🤖 AI Summary
This work addresses the challenges of identity inconsistency and degraded segmentation accuracy in multi-object tracking and segmentation (MOTS), which stem from unreliable trajectory association and error propagation from false detections. To tackle these issues, the paper proposes a zero-shot MOTS approach that integrates the SAM2 instance segmentation model with a novel trajectory management module. The method introduces Mask Centroid Distance (MCD) and Confidence-aware Cost Modulation (CCM) to refine data association and incorporates a Bernoulli filter–based probabilistic trajectory verification mechanism to enhance temporal consistency.

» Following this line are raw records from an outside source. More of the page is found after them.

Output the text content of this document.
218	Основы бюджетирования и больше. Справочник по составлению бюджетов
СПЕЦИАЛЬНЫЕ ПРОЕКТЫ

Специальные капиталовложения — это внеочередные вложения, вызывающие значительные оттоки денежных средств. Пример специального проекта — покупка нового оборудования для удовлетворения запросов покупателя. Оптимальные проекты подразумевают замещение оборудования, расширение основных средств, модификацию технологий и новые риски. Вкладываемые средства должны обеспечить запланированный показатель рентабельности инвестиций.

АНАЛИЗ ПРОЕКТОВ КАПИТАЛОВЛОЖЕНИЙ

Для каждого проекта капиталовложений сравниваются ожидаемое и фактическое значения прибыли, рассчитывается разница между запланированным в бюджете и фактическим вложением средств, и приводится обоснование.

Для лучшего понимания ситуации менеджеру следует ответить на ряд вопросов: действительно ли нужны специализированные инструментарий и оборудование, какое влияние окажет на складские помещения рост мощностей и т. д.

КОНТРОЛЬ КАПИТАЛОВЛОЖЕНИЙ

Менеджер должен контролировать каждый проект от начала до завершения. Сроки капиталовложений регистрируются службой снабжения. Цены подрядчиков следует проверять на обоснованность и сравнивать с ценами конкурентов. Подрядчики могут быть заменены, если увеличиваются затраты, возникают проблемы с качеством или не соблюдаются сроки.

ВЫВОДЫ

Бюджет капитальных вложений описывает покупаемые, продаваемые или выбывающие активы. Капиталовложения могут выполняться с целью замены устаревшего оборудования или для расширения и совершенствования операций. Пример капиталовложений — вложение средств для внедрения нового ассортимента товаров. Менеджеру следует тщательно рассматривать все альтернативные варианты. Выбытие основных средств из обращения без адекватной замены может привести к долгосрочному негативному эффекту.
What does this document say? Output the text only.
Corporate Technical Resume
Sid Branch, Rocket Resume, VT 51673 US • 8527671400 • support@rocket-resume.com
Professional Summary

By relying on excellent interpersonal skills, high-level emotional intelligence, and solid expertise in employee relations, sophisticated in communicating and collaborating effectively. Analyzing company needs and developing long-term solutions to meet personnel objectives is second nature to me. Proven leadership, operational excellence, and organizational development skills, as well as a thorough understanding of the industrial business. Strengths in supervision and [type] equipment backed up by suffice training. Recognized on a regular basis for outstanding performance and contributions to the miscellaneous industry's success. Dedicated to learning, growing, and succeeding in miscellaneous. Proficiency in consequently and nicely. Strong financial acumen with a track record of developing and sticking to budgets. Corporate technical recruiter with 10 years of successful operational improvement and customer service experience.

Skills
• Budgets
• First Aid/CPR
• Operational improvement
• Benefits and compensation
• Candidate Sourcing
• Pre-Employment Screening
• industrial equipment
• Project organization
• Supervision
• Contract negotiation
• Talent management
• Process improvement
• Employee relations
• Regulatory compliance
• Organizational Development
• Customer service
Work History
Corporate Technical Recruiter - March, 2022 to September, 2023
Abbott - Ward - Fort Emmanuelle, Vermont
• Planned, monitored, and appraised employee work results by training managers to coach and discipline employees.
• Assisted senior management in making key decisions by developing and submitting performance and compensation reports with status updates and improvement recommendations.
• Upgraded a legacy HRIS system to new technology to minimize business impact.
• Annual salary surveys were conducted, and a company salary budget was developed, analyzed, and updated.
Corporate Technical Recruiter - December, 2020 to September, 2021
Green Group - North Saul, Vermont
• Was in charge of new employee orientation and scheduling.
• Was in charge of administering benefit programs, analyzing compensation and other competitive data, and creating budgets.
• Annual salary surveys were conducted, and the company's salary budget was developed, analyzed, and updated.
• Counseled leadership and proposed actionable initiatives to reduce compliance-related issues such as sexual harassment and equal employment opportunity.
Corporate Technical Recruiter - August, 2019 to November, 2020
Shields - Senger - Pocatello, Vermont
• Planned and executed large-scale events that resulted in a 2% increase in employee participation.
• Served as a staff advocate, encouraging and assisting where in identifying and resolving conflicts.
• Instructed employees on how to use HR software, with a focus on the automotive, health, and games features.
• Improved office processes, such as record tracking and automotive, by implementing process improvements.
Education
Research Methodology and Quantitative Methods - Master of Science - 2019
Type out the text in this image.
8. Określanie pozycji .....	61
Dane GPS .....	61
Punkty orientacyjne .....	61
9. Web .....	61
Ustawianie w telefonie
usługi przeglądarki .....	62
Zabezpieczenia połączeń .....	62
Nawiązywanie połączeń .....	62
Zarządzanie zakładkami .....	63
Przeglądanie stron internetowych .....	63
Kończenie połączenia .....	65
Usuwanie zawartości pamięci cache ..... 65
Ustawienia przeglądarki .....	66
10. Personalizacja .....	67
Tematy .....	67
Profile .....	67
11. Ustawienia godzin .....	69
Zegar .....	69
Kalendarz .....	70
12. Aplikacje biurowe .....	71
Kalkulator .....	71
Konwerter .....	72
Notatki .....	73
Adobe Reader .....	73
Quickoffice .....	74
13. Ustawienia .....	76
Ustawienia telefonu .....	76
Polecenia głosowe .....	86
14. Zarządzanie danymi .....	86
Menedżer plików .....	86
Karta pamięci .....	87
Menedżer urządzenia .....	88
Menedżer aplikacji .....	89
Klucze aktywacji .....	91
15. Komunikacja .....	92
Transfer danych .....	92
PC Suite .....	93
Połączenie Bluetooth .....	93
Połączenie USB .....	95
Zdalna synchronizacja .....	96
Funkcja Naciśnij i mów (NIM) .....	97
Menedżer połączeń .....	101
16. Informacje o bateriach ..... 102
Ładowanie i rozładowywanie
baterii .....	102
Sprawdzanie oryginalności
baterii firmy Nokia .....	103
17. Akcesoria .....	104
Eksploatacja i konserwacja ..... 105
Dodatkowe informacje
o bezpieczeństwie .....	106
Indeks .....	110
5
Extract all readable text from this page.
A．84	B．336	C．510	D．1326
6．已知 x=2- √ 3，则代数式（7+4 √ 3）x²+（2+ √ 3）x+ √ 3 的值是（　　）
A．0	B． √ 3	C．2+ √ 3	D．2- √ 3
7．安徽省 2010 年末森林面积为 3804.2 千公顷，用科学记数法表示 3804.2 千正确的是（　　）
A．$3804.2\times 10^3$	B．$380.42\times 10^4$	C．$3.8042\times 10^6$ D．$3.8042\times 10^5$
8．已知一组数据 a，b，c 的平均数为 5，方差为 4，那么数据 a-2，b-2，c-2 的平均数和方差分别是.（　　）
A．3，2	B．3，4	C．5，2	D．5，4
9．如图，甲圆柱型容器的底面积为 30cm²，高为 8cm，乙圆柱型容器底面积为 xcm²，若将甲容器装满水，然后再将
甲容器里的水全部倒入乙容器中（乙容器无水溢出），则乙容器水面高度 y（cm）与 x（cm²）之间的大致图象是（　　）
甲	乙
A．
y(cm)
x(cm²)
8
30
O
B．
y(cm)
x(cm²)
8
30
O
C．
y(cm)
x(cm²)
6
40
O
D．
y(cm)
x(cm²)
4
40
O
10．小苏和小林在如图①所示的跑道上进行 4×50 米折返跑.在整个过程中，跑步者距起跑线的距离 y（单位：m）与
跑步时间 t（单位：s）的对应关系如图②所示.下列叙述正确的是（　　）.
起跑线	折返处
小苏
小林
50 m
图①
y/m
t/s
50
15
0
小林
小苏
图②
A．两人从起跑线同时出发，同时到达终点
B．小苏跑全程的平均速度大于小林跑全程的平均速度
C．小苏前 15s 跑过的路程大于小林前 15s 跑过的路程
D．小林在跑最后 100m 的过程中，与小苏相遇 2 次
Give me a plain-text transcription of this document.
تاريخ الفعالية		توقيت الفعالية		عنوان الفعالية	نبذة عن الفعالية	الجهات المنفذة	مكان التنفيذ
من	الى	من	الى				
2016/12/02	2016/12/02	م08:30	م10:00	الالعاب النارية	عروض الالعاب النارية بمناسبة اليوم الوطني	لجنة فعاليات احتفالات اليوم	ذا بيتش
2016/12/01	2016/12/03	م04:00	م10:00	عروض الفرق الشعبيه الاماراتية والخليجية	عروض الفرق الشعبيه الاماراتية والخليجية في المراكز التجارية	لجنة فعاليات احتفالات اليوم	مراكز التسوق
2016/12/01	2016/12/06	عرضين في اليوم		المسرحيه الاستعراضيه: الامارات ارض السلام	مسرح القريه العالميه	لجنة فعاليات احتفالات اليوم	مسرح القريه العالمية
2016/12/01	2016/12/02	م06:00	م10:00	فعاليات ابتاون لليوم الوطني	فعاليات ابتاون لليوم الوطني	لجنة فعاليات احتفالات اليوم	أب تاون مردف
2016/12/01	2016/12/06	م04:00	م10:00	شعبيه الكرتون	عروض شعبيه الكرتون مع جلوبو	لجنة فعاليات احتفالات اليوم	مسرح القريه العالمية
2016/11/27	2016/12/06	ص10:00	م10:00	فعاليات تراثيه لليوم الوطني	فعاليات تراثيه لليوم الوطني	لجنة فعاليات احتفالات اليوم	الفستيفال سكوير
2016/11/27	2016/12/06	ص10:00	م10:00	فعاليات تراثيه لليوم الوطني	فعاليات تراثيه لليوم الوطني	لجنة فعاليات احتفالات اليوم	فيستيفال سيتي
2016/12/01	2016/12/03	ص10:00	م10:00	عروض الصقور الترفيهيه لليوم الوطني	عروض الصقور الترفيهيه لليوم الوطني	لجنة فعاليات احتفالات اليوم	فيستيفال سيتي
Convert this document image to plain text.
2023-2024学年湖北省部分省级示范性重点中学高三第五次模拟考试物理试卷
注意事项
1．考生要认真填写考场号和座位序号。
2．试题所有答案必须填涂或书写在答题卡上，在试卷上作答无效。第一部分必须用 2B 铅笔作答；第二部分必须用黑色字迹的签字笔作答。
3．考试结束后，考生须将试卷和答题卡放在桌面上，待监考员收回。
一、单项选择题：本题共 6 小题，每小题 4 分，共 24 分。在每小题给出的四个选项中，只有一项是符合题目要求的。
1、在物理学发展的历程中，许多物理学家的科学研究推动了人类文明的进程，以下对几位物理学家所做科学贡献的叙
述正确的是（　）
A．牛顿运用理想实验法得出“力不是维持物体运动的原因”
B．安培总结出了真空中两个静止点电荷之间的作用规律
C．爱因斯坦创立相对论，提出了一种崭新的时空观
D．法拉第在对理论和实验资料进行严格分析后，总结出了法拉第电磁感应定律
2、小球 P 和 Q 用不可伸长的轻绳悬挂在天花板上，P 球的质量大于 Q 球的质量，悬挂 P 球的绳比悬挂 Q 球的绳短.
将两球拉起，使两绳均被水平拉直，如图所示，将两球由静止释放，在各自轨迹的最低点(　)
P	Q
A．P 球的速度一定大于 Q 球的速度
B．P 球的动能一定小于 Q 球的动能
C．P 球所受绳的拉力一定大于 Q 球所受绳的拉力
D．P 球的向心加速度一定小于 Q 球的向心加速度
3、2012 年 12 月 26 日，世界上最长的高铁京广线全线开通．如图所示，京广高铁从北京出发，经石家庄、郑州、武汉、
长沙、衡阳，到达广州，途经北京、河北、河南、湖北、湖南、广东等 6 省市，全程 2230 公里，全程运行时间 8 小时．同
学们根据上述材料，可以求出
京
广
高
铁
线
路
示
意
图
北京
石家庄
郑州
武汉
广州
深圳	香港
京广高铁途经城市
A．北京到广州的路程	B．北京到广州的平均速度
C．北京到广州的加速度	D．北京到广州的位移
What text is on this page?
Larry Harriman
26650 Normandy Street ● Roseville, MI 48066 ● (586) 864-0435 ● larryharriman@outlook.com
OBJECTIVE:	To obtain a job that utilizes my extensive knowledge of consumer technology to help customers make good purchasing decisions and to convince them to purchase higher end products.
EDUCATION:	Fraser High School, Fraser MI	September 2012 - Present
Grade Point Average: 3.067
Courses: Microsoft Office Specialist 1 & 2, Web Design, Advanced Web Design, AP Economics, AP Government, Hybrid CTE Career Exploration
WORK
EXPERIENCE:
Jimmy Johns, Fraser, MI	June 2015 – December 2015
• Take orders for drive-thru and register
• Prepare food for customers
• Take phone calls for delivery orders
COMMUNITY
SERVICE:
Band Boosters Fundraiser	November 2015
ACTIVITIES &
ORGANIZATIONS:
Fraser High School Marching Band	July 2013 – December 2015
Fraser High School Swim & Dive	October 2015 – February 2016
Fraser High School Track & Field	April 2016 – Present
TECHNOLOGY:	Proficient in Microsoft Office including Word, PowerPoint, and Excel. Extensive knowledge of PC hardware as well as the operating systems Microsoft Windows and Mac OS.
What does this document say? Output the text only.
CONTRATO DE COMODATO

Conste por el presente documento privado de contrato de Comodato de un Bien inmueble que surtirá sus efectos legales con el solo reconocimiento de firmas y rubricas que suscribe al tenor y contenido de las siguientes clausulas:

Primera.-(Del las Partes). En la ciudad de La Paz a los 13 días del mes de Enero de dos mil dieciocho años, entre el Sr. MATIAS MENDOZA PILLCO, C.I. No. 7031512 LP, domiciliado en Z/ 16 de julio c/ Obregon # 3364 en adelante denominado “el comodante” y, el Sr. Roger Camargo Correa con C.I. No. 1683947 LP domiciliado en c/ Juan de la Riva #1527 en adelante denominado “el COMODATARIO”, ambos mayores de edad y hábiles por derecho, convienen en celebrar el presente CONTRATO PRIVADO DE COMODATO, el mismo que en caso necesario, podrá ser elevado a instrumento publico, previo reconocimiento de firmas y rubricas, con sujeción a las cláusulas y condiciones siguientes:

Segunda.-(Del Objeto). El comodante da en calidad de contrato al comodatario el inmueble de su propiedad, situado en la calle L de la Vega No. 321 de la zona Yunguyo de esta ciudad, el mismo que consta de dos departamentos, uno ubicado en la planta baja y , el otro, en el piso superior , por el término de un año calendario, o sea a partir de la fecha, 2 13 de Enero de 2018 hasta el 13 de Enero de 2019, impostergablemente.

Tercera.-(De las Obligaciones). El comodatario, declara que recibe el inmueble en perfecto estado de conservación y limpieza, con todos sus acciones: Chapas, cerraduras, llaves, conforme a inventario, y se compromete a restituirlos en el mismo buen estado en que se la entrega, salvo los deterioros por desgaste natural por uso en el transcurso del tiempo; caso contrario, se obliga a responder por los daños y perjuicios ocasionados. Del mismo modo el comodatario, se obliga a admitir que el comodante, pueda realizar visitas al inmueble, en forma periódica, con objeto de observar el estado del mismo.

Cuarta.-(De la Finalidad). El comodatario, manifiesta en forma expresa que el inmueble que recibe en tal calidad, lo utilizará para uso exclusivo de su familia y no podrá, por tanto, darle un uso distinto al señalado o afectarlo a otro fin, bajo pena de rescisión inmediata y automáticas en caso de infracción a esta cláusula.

Without requiring any fine-tuning, the proposed framework effectively suppresses spurious trajectories and improves identity preservation, achieving significant performance gains in both tracking and segmentation on the KITTI MOTS benchmark.
📝 Abstract
Autonomous systems require robust Multi-Object Tracking and Segmentation (MOTS) to operate reliably in dynamic environments, ensuring consistent object identities and precise mask-level delineation. Foundation models such as SAM2 have shown strong zero-shot generalization for segmentation, but their direct application to MOTS is limited by unreliable track association and false-positive propagation. This work introduces Seg2Track++, a framework that integrates instance segmentation with SAM2 and a novel track management module to perform zero-shot MOTS with enhanced temporal consistency. Tracks are associated using Mask Centroid Distance (MCD) and Confidence-Aware Cost Modulation (CCM), while Probabilistic Track Validation (PTV) employs a Bernoulli filter to validate track existence and suppress ghost tracks. Experimental results on KITTI MOTS demonstrate improved identity preservation, reduced false-positive propagation, and robust track management without fine-tuning.